A riferire i numeri è il sindaco Antonio Luciani, che nel corso di una diretta facebook ha fotografato una realtà che si complica, utilizzando toni severi nei confronti di quella parte della popolazione giudicata «irresponsabile».
E così, a finire sotto accusa è il rilassamento avuto durante il periodo natalizio: «Forse, non siamo stati tutti bravi durante le feste.
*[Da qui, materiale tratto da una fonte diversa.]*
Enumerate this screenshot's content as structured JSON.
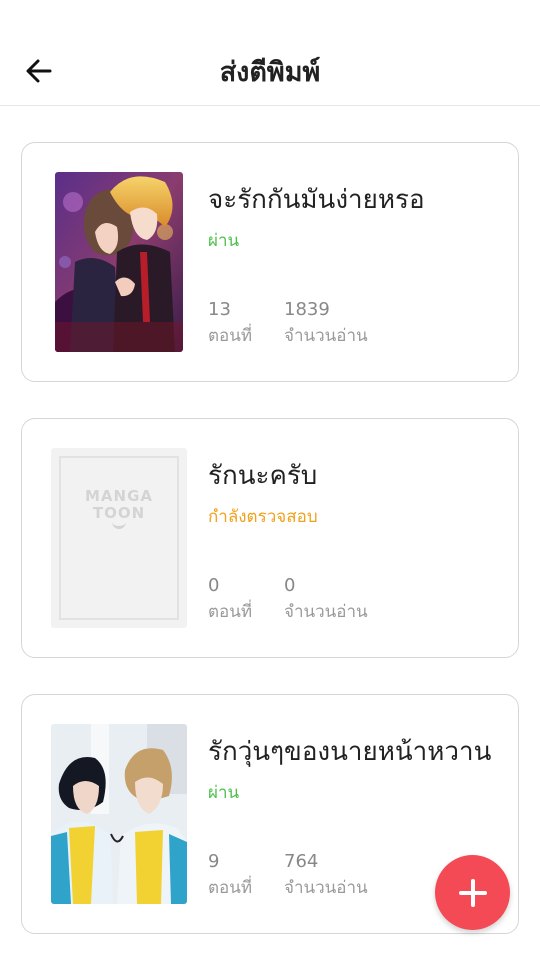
{
  "header": {
    "title": "ส่งตีพิมพ์",
    "back_icon": "arrow-left-icon"
  },
  "works": [
    {
      "title": "จะรักกันมันง่ายหรอ",
      "status": "ผ่าน",
      "status_color": "#4cc04a",
      "episodes": "13",
      "episodes_label": "ตอนที่",
      "reads": "1839",
      "reads_label": "จำนวนอ่าน",
      "cover": "anime-illustration-cover"
    },
    {
      "title": "รักนะครับ",
      "status": "กำลังตรวจสอบ",
      "status_color": "#f0a21c",
      "episodes": "0",
      "episodes_label": "ตอนที่",
      "reads": "0",
      "reads_label": "จำนวนอ่าน",
      "cover": "placeholder-cover",
      "placeholder_logo": "MANGA TOON"
    },
    {
      "title": "รักวุ่นๆของนายหน้าหวาน",
      "status": "ผ่าน",
      "status_color": "#4cc04a",
      "episodes": "9",
      "episodes_label": "ตอนที่",
      "reads": "764",
      "reads_label": "จำนวนอ่าน",
      "cover": "cosplay-photo-cover"
    }
  ],
  "fab": {
    "icon": "plus-icon",
    "color": "#f44a55"
  }
}
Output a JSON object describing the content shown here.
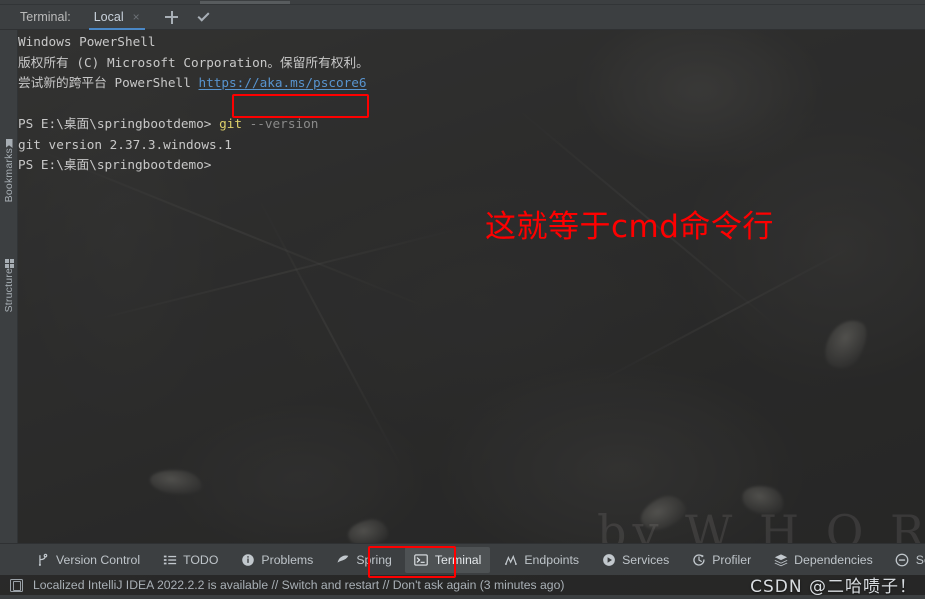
{
  "window": {
    "terminal_label": "Terminal:",
    "tabs": [
      {
        "name": "Local",
        "close_glyph": "×"
      }
    ],
    "add_tab_icon": "plus-icon",
    "tab_options_icon": "chevron-down-icon"
  },
  "terminal": {
    "lines": [
      {
        "segments": [
          {
            "text": "Windows PowerShell",
            "style": "plain"
          }
        ]
      },
      {
        "segments": [
          {
            "text": "版权所有 (C) Microsoft Corporation。保留所有权利。",
            "style": "plain"
          }
        ]
      },
      {
        "segments": [
          {
            "text": "尝试新的跨平台 PowerShell ",
            "style": "plain"
          },
          {
            "text": "https://aka.ms/pscore6",
            "style": "link"
          }
        ]
      },
      {
        "segments": [
          {
            "text": "",
            "style": "plain"
          }
        ]
      },
      {
        "segments": [
          {
            "text": "PS E:\\桌面\\springbootdemo> ",
            "style": "plain"
          },
          {
            "text": "git",
            "style": "cmd"
          },
          {
            "text": " --version",
            "style": "arg"
          }
        ]
      },
      {
        "segments": [
          {
            "text": "git version 2.37.3.windows.1",
            "style": "plain"
          }
        ]
      },
      {
        "segments": [
          {
            "text": "PS E:\\桌面\\springbootdemo>",
            "style": "plain"
          }
        ]
      }
    ],
    "command_highlight": "git --version"
  },
  "annotation": {
    "text": "这就等于cmd命令行",
    "color": "#ff0000"
  },
  "background_watermark": "by  W H O R",
  "left_sidebar": {
    "items": [
      {
        "label": "Bookmarks",
        "icon": "bookmark-icon"
      },
      {
        "label": "Structure",
        "icon": "structure-icon"
      }
    ]
  },
  "tool_window_bar": {
    "items": [
      {
        "label": "Version Control",
        "icon": "git-branch-icon",
        "active": false
      },
      {
        "label": "TODO",
        "icon": "list-icon",
        "active": false
      },
      {
        "label": "Problems",
        "icon": "info-circle-icon",
        "active": false
      },
      {
        "label": "Spring",
        "icon": "spring-leaf-icon",
        "active": false
      },
      {
        "label": "Terminal",
        "icon": "terminal-icon",
        "active": true
      },
      {
        "label": "Endpoints",
        "icon": "endpoints-icon",
        "active": false
      },
      {
        "label": "Services",
        "icon": "play-circle-icon",
        "active": false
      },
      {
        "label": "Profiler",
        "icon": "profiler-icon",
        "active": false
      },
      {
        "label": "Dependencies",
        "icon": "layers-icon",
        "active": false
      },
      {
        "label": "SonarLint",
        "icon": "sonarlint-icon",
        "active": false
      }
    ],
    "highlight_color": "#fe0000"
  },
  "status_bar": {
    "icon": "window-icon",
    "text": "Localized IntelliJ IDEA 2022.2.2 is available // Switch and restart // Don't ask again (3 minutes ago)"
  },
  "watermark": {
    "text": "CSDN @二哈啧子！"
  },
  "colors": {
    "accent_blue": "#4a88c7",
    "link_blue": "#5894cf",
    "command_yellow": "#ddd06a",
    "annotation_red": "#ff0000",
    "panel_bg": "#3c3f41",
    "terminal_bg": "#2b2b2b"
  }
}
E' un peccato dirlo ma è così, lo testimoniano i numeri».
Ma non solo: «Girando in città», prosegue il suo j’accuse il primo cittadino, «è sconcertante trovare gruppi di persone che non rispettano alcuna prescrizione, talvolta nemmeno l'utilizzo della mascherina. Si vedono strette di mano, abbracci, nessuna distanza. Un comportamento che io definisco assurdo e che ci fa capire che non tutti abbiamo compreso la situazione e il pericolo che stiamo correndo. Scene del genere mi lasciano basito».
Tra le altre cose, il sindaco Luciani ha detto di attendersi per i prossimi giorni una possibile crescita dei contagi, in quanto è a conoscenza di persone che sono in attesa dell'esito del tampone, ma che presentano i sintomi del virus. Ripercorrendo un po' l'evoluzione della seconda ondata della pandemia in città, se il picco degli attualmente positivi è stato raggiunto il 26 novembre con +163, la curva era andata poi calando fino ad arrivare a inizio 2021 con un ragionevole +23. L'irresponsabilità di cui ha parlato il primo cittadino ha però nuovamente spinto verso l'alto l'indicatore, tanto che in meno di due settimane si è tornati all'attuale +66.
Anche per questo probabilmente, in vista dell'annunciato avvio dello screening di massa, atteso a Francavilla per fine gennaio, ieri mattina il sindaco Luciani e la direttrice del distretto sanitario Rosa Borgia hanno avuto un primo incontro in Comune, anticipando l'appuntamento inizialmente fissato per lunedì.
La ripresa del contagio è ormai evidente: lo dicono i numeri degli ultimi dieci giorni. Non si tratta di un episodio e allora meglio correre ai ripari. In tal senso, i tamponi rapidi possono rappresentare lo strumento per fotografare il quadro sanitario e soprattutto scovare gli asintomatici. La novità sostanziale emersa dal confronto è stata la possibilità di individuare una struttura lato mare, da adibire a sede per tamponi e affiancare così il lavoro che verrà svolto sicuramente al paese alto, o all'interno del Padovano o dell'ex Omni. Pare infatti scartata l'ipotesi di coinvolgere entrambi i due edifici, a poca distanza l'uno dall'altro.
Meglio dare due riferimenti alla popolazione, nell'auspicio che ognuno scelga quello più comodo alle proprie esigenze e non si creino assembramenti e attese. Altre informazioni di carattere organizzativo non sono emerse e bisognerà attendere l'inizio della prossima settimana per saperne qualcosa in più.
Tra lunedì e martedì prossimi, amministrazione e Asl dovrebbero incontrarsi nuovamente e se al distretto saranno arrivate le ultime informazioni che si attendono dalla Asl allora si potrà procedere con la predisposizione del piano e dell'organizzazione, fissando con esattezza luoghi e orari dove svolgere lo screening.